= Stephen Sloan =

American political scientist (born 1936)

Stephen Sloan (born June 24, 1936) is an American political scientist known for studying terrorism and political violence.

==Biography==
Sloan received his B.A. from Washington Square College at New York University, and his M.A. and Ph.D. in comparative politics from New York University. He was formerly the Lawrence J. Chastang Distinguished Professor of Terrorism Studies at the University of Central Florida, where he remains a Distinguished Fellow of the Global Perspectives Office. Previously, he was a Professor and Presidential Professor at the University of Oklahoma for almost 40 years. At the University of Oklahoma, he taught the first university class on terrorism in the United States, and became the Samuel Roberts Noble Foundation Presidential Professor of Political Science before leaving the university's faculty in 2004. In 1999, he was a member of the steering committee that formed the Memorial Institute for the Prevention of Terrorism.
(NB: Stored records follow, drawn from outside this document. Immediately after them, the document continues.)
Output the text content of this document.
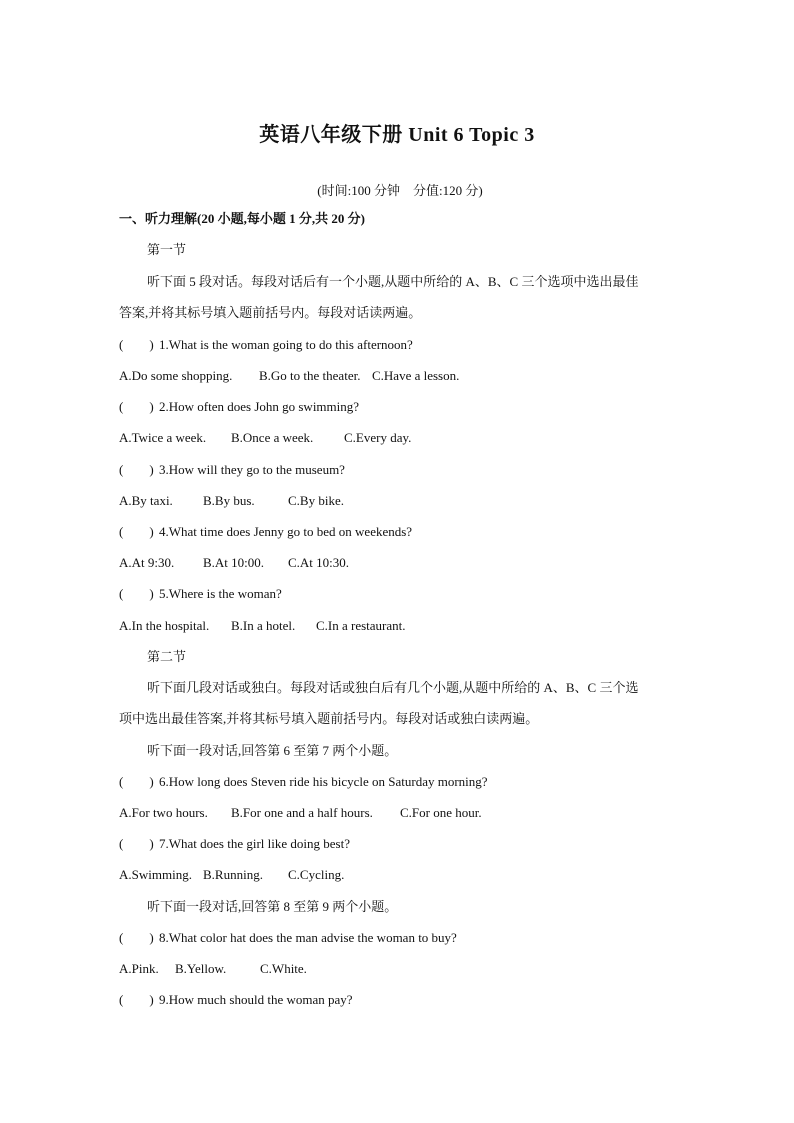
英语八年级下册 Unit 6 Topic 3
(时间:100 分钟　分值:120 分)
一、听力理解(20 小题,每小题 1 分,共 20 分)
第一节
听下面 5 段对话。每段对话后有一个小题,从题中所给的 A、B、C 三个选项中选出最佳
答案,并将其标号填入题前括号内。每段对话读两遍。
(　　) 1.What is the woman going to do this afternoon?
A.Do some shopping. B.Go to the theater. C.Have a lesson.
(　　) 2.How often does John go swimming?
A.Twice a week. B.Once a week. C.Every day.
(　　) 3.How will they go to the museum?
A.By taxi. B.By bus.	C.By bike.
(　　) 4.What time does Jenny go to bed on weekends?
A.At 9:30. B.At 10:00. C.At 10:30.
(　　) 5.Where is the woman?
A.In the hospital. B.In a hotel. C.In a restaurant.
第二节
听下面几段对话或独白。每段对话或独白后有几个小题,从题中所给的 A、B、C 三个选
项中选出最佳答案,并将其标号填入题前括号内。每段对话或独白读两遍。
听下面一段对话,回答第 6 至第 7 两个小题。
(　　) 6.How long does Steven ride his bicycle on Saturday morning?
A.For two hours. B.For one and a half hours. C.For one hour.
(　　) 7.What does the girl like doing best?
A.Swimming. B.Running. C.Cycling.
听下面一段对话,回答第 8 至第 9 两个小题。
(　　) 8.What color hat does the man advise the woman to buy?
A.Pink. B.Yellow.	C.White.
(　　) 9.How much should the woman pay?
He is the author or co-author of 13 books including A Study in Political Violence: The Indonesian Experience, Simulating Terrorism, Red Teams and Counterterrorism Training with Robert J. Bunker and The Historical Dictionary of Terrorism of Terrorism with Sean K. Anderson. Dr. Sloan pioneered and conducted numerous simulations internationally for military and police forces as well as corporate security entities. He has also consulted on terrorism to the United States military and several United States government agencies.